"…BUT DONT TROW ME IN DE BRIER PATCH": GULLAH DIALECT VERSIONS OF AFRICAN TRICKSTER TALES
JONES, Charles C., Jr. Negro Myths from the Georgia Coast. Told in the Vernacular. Columbia, South Carolina: The State Company, 1925. Small octavo, original dark purple cloth gilt, original dust jacket. $1500.
Later edition of Jones' written record of traditional African trickster stories as told in the Gullah creole, in rare original dust jacket.

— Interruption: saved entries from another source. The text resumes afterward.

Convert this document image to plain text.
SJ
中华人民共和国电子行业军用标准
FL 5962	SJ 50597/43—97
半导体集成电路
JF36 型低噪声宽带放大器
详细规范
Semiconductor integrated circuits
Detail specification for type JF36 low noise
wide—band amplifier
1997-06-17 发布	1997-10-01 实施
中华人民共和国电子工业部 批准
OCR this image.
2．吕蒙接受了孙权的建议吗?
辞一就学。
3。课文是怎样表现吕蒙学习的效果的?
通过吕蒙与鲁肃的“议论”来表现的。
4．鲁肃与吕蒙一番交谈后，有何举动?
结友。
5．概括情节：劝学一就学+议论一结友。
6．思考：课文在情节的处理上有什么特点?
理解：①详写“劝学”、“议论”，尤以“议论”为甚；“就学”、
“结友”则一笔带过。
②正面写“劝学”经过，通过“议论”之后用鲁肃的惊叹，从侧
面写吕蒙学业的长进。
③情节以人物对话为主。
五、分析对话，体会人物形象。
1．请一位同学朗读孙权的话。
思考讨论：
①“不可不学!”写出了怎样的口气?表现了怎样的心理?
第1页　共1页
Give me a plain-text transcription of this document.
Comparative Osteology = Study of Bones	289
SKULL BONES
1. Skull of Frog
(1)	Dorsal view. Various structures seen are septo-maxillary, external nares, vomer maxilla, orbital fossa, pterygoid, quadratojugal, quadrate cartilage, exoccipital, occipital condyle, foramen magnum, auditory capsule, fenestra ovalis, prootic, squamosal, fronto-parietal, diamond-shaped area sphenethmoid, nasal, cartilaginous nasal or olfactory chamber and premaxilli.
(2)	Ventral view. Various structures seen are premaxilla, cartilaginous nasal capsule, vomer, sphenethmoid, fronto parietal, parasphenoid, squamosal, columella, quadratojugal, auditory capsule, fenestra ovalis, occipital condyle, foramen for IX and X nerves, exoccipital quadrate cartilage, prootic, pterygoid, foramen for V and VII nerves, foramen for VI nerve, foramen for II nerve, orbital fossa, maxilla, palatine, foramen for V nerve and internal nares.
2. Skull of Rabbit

Raised on three Georgia plantations owned by his wealthy Presbyterian clergyman father, Charles Collock Jones, Jr. spent much time around "Gullah-speaking people whose folkways and folklore provided Jones with resources for some of his later published materials… Jones is best known for his writings on the history of Georgia and for his studies of Native-American antiquities… [He] was a meticulous scholar whose concern for details often limited the scope of his studies" (ANB). This volume "preserved Gullah dialect versions of the African trickster tales more commonly associated with the Uncle Remus tales of Joel Chandler Harris" (Georgia Encyclopedia). Jones pursued a more ethnological approach than did Harris; his was "the first attempt to record systematically the dialect used on the Georgia and the South Carolina coast. The glossary of 450 words and expressions… is a valuable addition" (Georgia Historical Quarterly 27:4, December 1943, 328-29). First published 1888. See Work, 431; Blockson 853.
Book about-fine, with light offsetting to endpapers, cloth gilt bright. Rare original dust jacket extremely good, with only light wear. An excellent and attractive copy in near-fine condition.